Yeah, Robert knows exactly how they are. How they’ve always been. This is the first time in five years that he or Kimiko has managed to save up enough for a ticket. Businesses fail. Markets change, after all. A million things can happen, and here’s what happens:
Robert is laying in his bed in the hospital in Detroit. Robert is walking through a cherry-tree forest in Kyoto. Kimiko is walking beside him. Kimiko is laying in bed in her childhood home in Hokkaido, where her younger sister and her nieces and nephews live now, helping to look after her. They are wearing headsets and headphones. Haptic gloves let them feel each other, holding their hands-- it feels just like they’d imagined. They go walking together through the cherry-tree forest. They are each twenty-five years old, none of the wrinkles or liver-spots. None of the grays in their hair. All of their teeth-- upright, strong backs and legs.
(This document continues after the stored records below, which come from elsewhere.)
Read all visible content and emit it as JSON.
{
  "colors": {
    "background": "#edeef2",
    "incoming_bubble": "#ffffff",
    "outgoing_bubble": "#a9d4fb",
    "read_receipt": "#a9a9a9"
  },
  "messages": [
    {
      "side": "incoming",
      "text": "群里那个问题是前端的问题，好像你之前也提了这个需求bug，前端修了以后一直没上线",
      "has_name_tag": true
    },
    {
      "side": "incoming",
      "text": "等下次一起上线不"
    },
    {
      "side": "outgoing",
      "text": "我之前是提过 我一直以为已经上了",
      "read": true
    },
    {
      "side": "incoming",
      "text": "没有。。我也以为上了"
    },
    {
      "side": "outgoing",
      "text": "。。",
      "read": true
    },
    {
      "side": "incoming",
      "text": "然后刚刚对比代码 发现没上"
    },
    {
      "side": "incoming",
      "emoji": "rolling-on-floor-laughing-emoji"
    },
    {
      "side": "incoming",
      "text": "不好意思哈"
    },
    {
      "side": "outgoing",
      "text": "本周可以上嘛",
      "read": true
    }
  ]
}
Bright smiles-- but that’s not the technology, that’s the real them.
“What were you wearing?” Kimiko asks.
“I was wearing a business-suit, dark gray,” Robert answers-- and just like that, his outfit changes to match it-- a dark gray business suit.
“And what was I wearing?” Kimiko asks. “Maybe if I remember the dress, I’ll remember which day it was, and I’ll be able to remember you a little better. I want to remember you a little better.”
It’s just a thing she’s saying, of course-- it’s not like she could ever forget.
“A pink-and-black striped dress,” Robert answers. He knows the one. “Blue silk.”
And that’s how it is. Just like that.